Bootscan plot of the NS3 region of our strain (BS172021) generated using the SimPlot software. It displays the bootstrap support for the clustering of the BS172021 NS3 region with 3 genotype reference genomes in 100-nt-sliding windows, 10 nt increments, and the Kimura 2-parameter model method with a transition-transversion (Ts/Tv) ratio of 2.0 across the viral genome. The curves are colored in yellow, blue, pink, and grey according to the genotype key on the right.

3. Discussion

Here we report the detection of a rare natural occurring HCV recombinant intergenotypic strain, 4/1b. To the best of our knowledge, this recombination is reported for the first time worldwide, even if a recombination between genotype 4 and genotype 1e was identified in two patients in Cameroon [16].

Recombination strains in HCV are underestimated because the routinely genotyping assays used are not able to detect recombinant forms. However, the understanding of this phenomenon in HCV is of great interest. In fact, recombination might determine a better viral fitness produced by the emergence of mutations able to provide drug resistance or escape from the host immune system [17,18,19]. Furthermore, there is limited knowledge of how these chimeric strains respond to therapy; for example, it was shown that the 2k/1b recombinant HCV strain is less responsive to antiviral therapy [20]. Recombination breakpoints for intergenotypic strains are often found in the NS2 region or between the NS2 and NS3 regions. In our patient, the recombination crossover point was estimated at nt 470 of the NS3 region. It is difficult to establish whether our patient had received intergenotypic recombinant HCV or if such recombination occurred because he was infected with both genotype 4 and 1b HCV strains.
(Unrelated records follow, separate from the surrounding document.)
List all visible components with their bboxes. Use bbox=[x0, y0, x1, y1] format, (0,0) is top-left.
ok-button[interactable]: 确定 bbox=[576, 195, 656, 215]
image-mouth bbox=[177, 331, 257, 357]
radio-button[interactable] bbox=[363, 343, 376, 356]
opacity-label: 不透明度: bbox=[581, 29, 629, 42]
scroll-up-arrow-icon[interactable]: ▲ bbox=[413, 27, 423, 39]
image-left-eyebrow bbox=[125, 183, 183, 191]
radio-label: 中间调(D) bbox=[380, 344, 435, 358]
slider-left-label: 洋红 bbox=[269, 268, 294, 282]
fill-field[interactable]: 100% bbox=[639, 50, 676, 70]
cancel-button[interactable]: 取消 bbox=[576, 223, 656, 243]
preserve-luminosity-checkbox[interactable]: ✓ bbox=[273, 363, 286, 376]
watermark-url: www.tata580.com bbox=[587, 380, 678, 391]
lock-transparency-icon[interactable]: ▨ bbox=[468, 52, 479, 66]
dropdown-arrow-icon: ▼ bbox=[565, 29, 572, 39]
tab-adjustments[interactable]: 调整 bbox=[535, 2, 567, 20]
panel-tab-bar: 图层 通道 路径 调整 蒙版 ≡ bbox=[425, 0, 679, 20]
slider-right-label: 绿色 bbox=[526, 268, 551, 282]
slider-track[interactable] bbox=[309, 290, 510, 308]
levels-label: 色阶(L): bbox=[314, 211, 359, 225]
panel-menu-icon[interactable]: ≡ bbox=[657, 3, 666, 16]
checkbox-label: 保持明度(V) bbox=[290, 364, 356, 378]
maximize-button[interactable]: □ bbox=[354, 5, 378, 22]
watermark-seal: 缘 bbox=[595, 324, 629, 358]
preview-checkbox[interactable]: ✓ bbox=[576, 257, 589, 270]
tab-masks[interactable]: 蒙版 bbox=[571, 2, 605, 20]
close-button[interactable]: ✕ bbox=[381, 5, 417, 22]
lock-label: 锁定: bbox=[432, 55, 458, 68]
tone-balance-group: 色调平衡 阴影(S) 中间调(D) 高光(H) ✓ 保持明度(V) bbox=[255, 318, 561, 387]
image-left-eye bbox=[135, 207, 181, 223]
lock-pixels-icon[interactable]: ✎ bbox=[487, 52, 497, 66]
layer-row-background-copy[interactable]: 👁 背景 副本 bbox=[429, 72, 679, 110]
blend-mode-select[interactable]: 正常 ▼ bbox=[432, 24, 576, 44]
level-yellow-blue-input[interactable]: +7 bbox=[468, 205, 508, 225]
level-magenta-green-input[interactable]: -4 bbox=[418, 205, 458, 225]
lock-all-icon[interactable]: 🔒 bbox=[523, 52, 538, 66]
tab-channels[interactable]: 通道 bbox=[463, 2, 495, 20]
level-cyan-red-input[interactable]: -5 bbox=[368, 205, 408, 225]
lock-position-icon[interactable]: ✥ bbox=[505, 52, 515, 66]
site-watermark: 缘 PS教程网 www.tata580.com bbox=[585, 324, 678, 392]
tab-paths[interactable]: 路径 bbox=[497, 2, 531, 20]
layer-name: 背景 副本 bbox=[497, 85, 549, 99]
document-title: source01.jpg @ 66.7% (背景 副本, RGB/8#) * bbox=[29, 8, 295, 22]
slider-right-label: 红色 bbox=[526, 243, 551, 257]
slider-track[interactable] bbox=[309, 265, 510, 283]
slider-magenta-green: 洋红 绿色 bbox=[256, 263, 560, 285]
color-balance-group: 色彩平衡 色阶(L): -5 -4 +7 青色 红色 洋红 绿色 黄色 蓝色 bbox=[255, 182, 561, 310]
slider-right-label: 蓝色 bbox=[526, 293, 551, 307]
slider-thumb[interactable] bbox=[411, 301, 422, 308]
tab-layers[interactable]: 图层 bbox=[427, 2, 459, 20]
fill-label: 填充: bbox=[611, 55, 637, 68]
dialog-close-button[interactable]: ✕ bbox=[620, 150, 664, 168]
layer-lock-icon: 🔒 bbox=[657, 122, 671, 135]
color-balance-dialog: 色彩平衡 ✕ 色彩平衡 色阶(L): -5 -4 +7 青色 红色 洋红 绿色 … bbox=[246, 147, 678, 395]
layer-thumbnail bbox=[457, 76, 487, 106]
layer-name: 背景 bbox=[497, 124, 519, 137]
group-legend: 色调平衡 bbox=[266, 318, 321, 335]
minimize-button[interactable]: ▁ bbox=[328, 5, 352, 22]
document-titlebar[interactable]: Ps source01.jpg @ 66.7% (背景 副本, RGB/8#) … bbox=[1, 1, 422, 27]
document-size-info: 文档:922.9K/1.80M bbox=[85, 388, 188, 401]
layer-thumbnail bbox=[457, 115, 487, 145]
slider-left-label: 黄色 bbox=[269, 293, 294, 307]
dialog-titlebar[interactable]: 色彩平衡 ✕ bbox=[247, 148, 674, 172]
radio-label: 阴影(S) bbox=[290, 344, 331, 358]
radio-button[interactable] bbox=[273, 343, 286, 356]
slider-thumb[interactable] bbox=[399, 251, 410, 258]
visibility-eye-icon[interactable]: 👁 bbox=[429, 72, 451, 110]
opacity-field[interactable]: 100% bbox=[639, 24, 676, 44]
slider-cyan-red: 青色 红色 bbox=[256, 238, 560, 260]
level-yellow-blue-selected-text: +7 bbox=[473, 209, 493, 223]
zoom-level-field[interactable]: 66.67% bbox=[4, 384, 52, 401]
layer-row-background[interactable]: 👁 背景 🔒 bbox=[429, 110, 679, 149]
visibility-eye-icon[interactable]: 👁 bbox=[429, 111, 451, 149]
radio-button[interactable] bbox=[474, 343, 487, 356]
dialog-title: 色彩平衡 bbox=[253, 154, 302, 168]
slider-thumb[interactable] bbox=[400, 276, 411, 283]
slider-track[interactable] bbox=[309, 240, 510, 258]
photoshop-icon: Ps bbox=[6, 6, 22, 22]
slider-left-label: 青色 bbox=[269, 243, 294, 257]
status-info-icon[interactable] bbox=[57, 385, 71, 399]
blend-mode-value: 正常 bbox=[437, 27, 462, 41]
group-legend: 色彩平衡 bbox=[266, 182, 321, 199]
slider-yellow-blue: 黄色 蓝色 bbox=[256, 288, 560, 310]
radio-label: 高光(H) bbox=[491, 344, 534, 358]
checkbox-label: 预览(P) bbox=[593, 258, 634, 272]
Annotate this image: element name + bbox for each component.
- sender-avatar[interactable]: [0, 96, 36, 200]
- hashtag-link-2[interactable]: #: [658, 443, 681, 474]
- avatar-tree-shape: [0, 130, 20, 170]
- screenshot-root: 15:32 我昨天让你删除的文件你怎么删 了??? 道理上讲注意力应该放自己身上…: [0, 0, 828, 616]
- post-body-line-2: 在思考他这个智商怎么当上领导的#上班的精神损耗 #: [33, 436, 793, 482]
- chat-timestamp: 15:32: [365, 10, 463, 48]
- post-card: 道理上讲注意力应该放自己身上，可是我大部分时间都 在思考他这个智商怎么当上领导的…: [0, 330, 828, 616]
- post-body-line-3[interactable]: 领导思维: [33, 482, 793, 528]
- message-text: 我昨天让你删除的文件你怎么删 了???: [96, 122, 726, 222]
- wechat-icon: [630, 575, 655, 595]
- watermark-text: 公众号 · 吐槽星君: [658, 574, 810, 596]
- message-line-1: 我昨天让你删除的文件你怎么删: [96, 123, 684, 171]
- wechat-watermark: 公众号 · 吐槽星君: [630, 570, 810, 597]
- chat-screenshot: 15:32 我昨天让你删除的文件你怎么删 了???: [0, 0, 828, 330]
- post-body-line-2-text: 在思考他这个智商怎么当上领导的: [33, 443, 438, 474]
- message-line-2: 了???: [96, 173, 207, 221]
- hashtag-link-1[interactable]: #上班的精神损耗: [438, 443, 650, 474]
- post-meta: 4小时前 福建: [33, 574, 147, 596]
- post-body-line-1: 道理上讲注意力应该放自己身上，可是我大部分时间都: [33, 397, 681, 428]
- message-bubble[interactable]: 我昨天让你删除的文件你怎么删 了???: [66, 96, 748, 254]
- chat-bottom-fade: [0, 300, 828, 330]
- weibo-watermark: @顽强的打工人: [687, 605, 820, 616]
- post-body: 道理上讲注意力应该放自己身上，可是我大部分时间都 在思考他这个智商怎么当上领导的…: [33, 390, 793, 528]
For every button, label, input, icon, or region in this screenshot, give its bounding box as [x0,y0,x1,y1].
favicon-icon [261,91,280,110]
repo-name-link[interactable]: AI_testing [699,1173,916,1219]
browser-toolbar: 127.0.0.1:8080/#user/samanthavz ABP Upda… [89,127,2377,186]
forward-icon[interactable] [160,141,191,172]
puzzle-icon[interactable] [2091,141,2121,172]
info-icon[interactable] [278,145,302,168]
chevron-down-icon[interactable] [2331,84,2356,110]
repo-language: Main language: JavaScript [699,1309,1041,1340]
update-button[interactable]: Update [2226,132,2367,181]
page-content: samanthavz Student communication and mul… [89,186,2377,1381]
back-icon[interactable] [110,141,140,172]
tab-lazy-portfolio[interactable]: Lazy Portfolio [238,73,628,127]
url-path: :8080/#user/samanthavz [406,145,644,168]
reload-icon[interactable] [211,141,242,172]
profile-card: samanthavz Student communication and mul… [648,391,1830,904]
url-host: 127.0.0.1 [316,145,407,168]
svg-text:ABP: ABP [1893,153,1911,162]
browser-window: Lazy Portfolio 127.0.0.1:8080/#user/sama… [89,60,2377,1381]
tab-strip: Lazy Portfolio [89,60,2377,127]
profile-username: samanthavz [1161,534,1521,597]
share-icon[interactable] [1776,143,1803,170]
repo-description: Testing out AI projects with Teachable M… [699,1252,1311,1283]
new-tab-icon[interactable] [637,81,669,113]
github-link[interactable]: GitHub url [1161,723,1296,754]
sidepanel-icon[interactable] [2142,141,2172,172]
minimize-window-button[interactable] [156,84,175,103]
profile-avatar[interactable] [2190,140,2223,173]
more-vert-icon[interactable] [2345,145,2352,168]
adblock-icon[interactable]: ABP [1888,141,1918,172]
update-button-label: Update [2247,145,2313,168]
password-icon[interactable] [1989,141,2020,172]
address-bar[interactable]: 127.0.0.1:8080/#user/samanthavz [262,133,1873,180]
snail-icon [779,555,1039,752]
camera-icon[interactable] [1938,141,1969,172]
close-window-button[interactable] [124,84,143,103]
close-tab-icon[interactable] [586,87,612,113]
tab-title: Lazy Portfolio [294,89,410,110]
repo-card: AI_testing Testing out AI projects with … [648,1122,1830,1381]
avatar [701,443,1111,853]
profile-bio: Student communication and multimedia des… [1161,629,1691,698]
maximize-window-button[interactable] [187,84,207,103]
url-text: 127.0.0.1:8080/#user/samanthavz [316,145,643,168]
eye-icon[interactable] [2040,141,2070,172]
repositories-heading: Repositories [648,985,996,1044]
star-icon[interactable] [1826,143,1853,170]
The patient experienced a new positive HCV viral load with failure to respond to sofosbuvir/velpatasvir combination therapy.

He has a number of risk factors that might contribute towards treatment failure: being a drug intravenous user makes him more susceptible to reinfection, being co-infected with other blood-borne viruses and being infected with a genotype 4. This genotype was rare in Europe, but its prevalence is increasing [21] and is characterized by high heterogeneity with more than 18 recognized subtypes [21,22,23]. In our case, we were not able to identify accurately the subtype to which the parent strain belonged to.

It has been shown that DAA regimens are highly efficient against genotype 4, even if numerous treatment failures are reported in patients infected with this genotype, due to emergent resistance mutations [24,25].

In our patient, we have detected mutations in the NS5B region associated to sofosbuvir resistance.

Generally, a resistance assessment before the beginning of treatment is not recommended for naïve patients, while it might be required in previously treated patients who have failed to respond to DAA treatment, like in our case. For this reason, we were not able to establish whether the patient already harbored the recombinant strain at the start of the DAA therapy.

4. Conclusions

Identifying the HCV genotype/subtype and possibly recombinant strains might also be useful at the time of pangenotypic treatment to optimize the treatment regimens and to detect the presence of eventual baseline resistance patterns.

Thus, increasing the knowledge about viral resistance to DAA and the role of new recombinant strains on the efficacy of HCV treatment will be of great relevance to avoid future treatment failure.